While running YOLOv4 with CSP Darknet19 during validation I have constant network failure due to an aggressive amount of RAM being used during the validation phase. During the training epoch the experiment rests at about 14-15 gigabytes of RAM. However, during the validation phase, the RAM usage sporadically increases, at some points eventually maxing out all 64 gigs of my onboard RAM. Sometimes this happens on the first epoch, sometimes on the 7th. In other cases the RAM increases to a bearable amount during validation but then retains that RAM for the rest of the experiment. If this happens several times in a row, it also maxes out the machine. This is only an issue with my onboard RAM and not VRAM on my graphics card.
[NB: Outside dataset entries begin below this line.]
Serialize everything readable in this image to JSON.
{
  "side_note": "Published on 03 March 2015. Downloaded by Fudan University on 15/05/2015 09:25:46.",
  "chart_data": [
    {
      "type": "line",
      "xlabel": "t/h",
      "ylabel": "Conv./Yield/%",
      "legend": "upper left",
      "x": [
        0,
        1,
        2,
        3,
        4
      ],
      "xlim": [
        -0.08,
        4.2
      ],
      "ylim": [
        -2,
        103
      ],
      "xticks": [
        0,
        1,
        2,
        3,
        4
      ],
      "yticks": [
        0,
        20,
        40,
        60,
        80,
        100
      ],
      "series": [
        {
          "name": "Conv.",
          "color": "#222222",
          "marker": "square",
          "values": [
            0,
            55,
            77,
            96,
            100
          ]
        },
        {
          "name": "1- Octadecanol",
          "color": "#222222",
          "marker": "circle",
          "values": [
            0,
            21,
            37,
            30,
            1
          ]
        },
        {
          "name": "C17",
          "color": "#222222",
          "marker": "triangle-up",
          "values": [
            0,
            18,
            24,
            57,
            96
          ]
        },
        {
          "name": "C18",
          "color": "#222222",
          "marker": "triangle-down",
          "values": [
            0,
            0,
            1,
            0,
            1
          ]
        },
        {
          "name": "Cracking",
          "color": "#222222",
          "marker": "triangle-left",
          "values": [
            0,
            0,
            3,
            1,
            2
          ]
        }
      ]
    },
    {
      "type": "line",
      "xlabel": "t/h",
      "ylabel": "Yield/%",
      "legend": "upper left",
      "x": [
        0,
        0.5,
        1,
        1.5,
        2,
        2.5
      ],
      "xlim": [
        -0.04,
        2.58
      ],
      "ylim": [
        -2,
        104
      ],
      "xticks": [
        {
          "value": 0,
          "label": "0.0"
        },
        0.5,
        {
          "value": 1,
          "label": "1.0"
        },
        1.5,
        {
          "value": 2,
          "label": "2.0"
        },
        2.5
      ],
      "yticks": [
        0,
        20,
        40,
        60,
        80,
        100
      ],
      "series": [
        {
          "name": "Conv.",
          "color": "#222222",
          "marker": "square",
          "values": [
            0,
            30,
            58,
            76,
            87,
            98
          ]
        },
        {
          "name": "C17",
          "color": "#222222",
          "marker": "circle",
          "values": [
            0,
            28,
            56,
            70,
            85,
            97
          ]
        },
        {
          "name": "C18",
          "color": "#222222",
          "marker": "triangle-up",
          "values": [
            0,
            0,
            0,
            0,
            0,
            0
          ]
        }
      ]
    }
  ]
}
I have only noticed this on YOLOv4 with cspdarknet 19, however this is also the only experiment I have ran since pulling the most recent TLT 3.0 container. below is my experiment config:
There are other applications that are taking up the initial 7.7 gigs. However, these applications did not change their usage during the course of the experiment. The dGPU is an RTX 3090
The architecture ran fine with smaller datasets. I am more curious to know if I will always see a large spike in RAM usage after the first validation period and if it is something that I should plan for or if it is unique to that experiment. I am currently running a YOLO v4 with a ResNet 18 backbone on the same dataset that caused the issue with the YOLO v4 CSPDarknet 19 and I have yet to exceed 35 gigs of RAM usage, though this one also had a significant spike from 20 gigs to ~30-34 gigs after the first validation period and has not gone down after the validation.